At least four U.S. troops killed in Afghanistan accident

? At least four American soldiers were killed Monday and others were missing after ordnance they were trying to destroy exploded, U.S. officials said. Witnesses spoke of a series of blasts that rocked the area north of the city.

At the Pentagon, U.S. officials said about 10 Americans were handling Soviet-era missiles or artillery rounds when the blasts occurred about noon.

Maj. A.C. Roper, a military spokesman here, confirmed that four Americans were killed and at least one was injured. He was flown to the U.S. military clinic here.

However, a Pentagon official said the number of dead was expected to climb above four because a number of soldiers were unaccounted for.

Hours after the accident, a U.S. military helicopter circled over the site of the blast. Several American helicopters, one with a red cross painted on its underbelly, flew low over the city.

At Bagram air base north of Kabul, Maj. Bryan Hilferty said the team was disposing of “large caliber rockets” but gave few other details.

Yusuf Pashtun, chief spokesman for the regional government, said the explosion occurred next to Taliban leader Mullah Mohammed Omar’s former compound in an area where ordinance is normally destroyed in controlled detonations. U.S. special forces teams live on the compound.

An Afghan guard at the compound, Ramatullah, said U.S. troops had been collecting weapons and ammunition found during searches of former Taliban armories in the area over the last few days.

He reported hearing a series of six blasts a few minutes apart.

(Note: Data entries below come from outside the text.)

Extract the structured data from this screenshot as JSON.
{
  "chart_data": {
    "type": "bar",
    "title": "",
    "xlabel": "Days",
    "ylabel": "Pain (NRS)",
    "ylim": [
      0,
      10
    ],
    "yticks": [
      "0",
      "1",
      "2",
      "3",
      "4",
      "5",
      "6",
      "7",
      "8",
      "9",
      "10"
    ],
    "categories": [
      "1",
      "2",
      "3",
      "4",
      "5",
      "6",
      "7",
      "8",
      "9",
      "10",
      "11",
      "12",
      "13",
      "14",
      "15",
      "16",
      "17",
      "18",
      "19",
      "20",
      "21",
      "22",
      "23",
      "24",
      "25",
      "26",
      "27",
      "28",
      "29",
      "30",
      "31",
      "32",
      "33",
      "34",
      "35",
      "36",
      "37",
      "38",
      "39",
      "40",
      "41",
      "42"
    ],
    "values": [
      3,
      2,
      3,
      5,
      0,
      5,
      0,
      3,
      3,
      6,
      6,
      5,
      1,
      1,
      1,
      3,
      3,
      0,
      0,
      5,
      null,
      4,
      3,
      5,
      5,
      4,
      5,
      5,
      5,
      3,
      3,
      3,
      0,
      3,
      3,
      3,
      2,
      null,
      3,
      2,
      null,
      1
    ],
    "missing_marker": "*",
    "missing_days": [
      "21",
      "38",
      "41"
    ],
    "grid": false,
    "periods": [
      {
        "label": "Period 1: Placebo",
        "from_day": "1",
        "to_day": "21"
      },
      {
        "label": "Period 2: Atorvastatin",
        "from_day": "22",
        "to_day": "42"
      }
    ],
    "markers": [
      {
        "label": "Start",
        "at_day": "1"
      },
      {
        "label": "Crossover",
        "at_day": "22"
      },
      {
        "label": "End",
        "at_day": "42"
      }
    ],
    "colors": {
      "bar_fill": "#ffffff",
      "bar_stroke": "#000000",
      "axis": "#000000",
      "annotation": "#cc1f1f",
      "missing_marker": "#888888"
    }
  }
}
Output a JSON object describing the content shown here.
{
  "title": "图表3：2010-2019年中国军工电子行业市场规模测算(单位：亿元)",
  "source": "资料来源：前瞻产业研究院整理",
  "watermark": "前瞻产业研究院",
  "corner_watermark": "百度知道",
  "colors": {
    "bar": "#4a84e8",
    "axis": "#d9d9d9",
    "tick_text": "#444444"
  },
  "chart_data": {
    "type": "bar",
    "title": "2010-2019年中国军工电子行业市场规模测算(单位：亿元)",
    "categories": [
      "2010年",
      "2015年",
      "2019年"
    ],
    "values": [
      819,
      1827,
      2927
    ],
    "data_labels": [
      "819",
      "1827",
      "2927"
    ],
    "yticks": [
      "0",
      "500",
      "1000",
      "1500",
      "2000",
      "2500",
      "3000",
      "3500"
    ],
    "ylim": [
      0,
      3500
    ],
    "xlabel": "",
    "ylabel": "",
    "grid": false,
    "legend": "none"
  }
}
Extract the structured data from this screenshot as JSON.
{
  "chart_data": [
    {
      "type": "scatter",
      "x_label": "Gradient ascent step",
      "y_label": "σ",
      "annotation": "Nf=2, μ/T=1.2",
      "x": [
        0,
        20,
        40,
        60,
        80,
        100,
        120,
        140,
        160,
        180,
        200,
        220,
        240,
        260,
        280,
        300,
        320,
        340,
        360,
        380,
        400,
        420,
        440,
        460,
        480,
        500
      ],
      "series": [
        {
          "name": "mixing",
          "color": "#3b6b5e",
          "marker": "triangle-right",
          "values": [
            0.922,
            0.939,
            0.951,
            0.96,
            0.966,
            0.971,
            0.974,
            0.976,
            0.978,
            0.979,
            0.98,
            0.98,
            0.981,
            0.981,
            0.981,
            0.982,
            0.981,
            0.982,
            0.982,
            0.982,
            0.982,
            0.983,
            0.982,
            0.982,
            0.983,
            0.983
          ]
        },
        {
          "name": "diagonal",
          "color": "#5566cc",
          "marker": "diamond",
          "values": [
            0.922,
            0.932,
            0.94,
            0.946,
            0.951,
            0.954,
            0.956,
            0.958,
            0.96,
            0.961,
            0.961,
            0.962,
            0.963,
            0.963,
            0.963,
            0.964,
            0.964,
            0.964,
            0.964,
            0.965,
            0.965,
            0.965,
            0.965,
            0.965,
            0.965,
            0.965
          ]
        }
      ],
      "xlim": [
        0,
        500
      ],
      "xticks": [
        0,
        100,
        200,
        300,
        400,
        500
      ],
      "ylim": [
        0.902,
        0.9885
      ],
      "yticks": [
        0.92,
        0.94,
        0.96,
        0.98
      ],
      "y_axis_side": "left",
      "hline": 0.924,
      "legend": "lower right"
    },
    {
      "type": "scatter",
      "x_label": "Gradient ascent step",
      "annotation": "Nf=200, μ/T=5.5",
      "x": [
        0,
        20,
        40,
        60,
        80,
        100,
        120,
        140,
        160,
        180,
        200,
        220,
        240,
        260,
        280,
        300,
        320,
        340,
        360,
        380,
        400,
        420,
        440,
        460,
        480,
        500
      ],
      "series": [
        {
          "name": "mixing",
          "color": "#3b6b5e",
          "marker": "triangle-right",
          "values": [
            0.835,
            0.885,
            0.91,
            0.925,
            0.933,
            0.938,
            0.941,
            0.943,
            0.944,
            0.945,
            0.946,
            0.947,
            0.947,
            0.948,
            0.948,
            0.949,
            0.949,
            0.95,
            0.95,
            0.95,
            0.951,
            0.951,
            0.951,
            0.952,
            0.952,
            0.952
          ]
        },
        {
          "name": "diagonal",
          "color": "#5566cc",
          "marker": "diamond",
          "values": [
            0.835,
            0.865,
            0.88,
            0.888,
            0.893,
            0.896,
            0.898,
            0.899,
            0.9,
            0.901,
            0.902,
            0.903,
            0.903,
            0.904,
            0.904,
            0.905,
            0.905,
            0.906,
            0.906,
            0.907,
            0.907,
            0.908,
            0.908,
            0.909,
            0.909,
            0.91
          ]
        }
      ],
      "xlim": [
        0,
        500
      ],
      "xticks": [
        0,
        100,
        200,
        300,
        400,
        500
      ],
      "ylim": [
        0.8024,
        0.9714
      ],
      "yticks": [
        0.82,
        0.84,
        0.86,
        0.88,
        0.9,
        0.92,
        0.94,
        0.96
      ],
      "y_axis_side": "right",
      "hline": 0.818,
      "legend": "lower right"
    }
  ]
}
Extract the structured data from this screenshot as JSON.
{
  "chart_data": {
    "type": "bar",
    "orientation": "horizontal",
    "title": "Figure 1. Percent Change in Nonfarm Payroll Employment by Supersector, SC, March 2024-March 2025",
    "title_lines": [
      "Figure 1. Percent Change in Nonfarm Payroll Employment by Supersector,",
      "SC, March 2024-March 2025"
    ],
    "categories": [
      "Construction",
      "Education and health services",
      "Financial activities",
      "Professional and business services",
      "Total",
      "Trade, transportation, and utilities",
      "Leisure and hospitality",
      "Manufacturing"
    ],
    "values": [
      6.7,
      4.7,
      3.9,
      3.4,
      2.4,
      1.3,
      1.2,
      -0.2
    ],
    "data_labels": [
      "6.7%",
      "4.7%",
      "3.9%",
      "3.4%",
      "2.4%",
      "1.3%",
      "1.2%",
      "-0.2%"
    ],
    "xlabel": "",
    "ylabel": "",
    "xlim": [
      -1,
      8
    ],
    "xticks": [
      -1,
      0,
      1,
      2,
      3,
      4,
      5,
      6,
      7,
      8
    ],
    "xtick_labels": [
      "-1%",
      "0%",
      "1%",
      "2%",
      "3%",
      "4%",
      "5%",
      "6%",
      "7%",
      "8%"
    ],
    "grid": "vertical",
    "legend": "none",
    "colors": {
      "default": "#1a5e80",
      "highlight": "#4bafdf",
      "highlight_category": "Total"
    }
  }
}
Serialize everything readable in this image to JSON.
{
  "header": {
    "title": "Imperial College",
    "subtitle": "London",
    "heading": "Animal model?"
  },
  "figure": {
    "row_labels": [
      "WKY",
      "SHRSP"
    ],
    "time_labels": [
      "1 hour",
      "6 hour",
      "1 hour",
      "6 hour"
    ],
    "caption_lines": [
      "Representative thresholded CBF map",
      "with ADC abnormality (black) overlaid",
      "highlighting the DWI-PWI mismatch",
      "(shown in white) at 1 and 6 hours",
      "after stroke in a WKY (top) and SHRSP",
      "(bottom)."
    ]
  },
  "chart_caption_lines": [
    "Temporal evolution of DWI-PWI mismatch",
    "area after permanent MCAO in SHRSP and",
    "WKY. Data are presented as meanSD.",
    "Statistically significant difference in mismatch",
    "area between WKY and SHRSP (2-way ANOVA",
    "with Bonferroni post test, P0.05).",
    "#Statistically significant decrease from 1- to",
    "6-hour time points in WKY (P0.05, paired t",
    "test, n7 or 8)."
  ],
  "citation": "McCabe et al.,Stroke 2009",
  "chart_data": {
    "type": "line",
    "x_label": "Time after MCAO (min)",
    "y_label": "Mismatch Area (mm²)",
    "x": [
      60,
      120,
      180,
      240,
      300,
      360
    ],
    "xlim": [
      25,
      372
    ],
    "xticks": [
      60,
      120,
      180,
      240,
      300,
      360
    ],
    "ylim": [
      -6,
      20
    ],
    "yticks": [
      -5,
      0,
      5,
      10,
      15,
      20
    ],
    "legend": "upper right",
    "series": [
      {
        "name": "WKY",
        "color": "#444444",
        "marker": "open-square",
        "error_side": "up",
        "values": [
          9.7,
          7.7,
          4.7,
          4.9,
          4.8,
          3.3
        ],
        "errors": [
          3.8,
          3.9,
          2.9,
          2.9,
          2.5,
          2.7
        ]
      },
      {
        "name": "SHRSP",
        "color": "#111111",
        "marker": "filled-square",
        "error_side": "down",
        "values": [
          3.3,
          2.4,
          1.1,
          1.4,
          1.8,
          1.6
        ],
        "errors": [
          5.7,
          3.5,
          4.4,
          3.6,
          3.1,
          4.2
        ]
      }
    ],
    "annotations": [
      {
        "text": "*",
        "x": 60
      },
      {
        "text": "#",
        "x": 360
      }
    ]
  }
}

The accident occurred during a period of increased combat activity as winter draws to a close in the Afghan mountains, enabling fighters to move more freely in the rugged terrain.

In the most recent incident, two explosions occurred Sunday night at an airfield used by coalition forces in the southeastern city of Khost on the Pakistan border, Hilferty said. The blasts came near the spot where two rocket-propelled grenades exploded Saturday night, he said.

Hilferty also said a joint U.S.-Afghan patrol came under fire Saturday night, and five al-Qaida or Taliban attackers were killed when the coalition troops called in an AC-130 gunship airstrike. It was the second attack Saturday on a joint U.S.-Afghan patrol, he said.

In the earlier attack, before dawn Saturday, U.S. officials said they believed several attackers were killed  again by an AC-130 called in to drive off the raiders.

There were no U.S. or coalition fatalities in the weekend attacks, which broke after a several-week lull in fighting between U.S. and Afghan troops and fighters from the Taliban or Osama bin Laden’s al-Qaida movement.

However, Afghan authorities said three Afghans were wounded in the Saturday night attack on the Khost airstrip.

U.S. officials have refused to say where the attacks against patrols occurred but they were also believed to have taken place in or near Khost province, thought to be one of the last major al-Qaida and Taliban strongholds.

The area is marked by mountains which rise to 12,000 feet and narrow passes which offer escape rotes into Pakistan.

“They don’t fight much in winter because it’s very cold and hard to get through passes, hard to survive,” Hilferty said of the al-Qaida and Taliban forces. “Historically, wars have picked up in intensity in the spring.”

Hilferty said U.S. commanders had “always expected there would be more attacks now than there would be in January or February.”

Despite the incidents, Afghan authorities said plans were underway for the return this week of the country’s exiled former king, Mohammad Zaher Shah, who has lived in Italy since he was ousted in a coup in 1973.

Interim leader Hamid Karzai was expected to go to Rome on Tuesday to escort Zaher Shah back home  either Wednesday or Thursday.

Although there are no plans to restore the monarchy, the former king is expected to convene a grand council, or loya jirga, to choose a new Afghan government. Local officials across the country have already begun the selection process for delegates to the loya jirga, which is scheduled for June.

Using barbed wire and concrete cylinders, security forces on Monday blocked off three streets surrounding the Kabul house where the king is expected to live. Four armored personnel carriers belonging to the international peacekeeping force were stationed near the residence.

Peacekeepers and local Afghan security forces staged drills in preparation for the former monarch’s arrival. A German peacekeeper outside the residence gave orders to about two dozen Afghan police as part of the exercise.

“If anybody shoots at you, even your brother, you must fire back,” he told the men through a translator.

In one drill, a German peacekeeper stopped a Humvee and pointed his automatic rifle at the driver. In another, a peacekeeper lay on the ground with his hands behind his back as if handcuffed.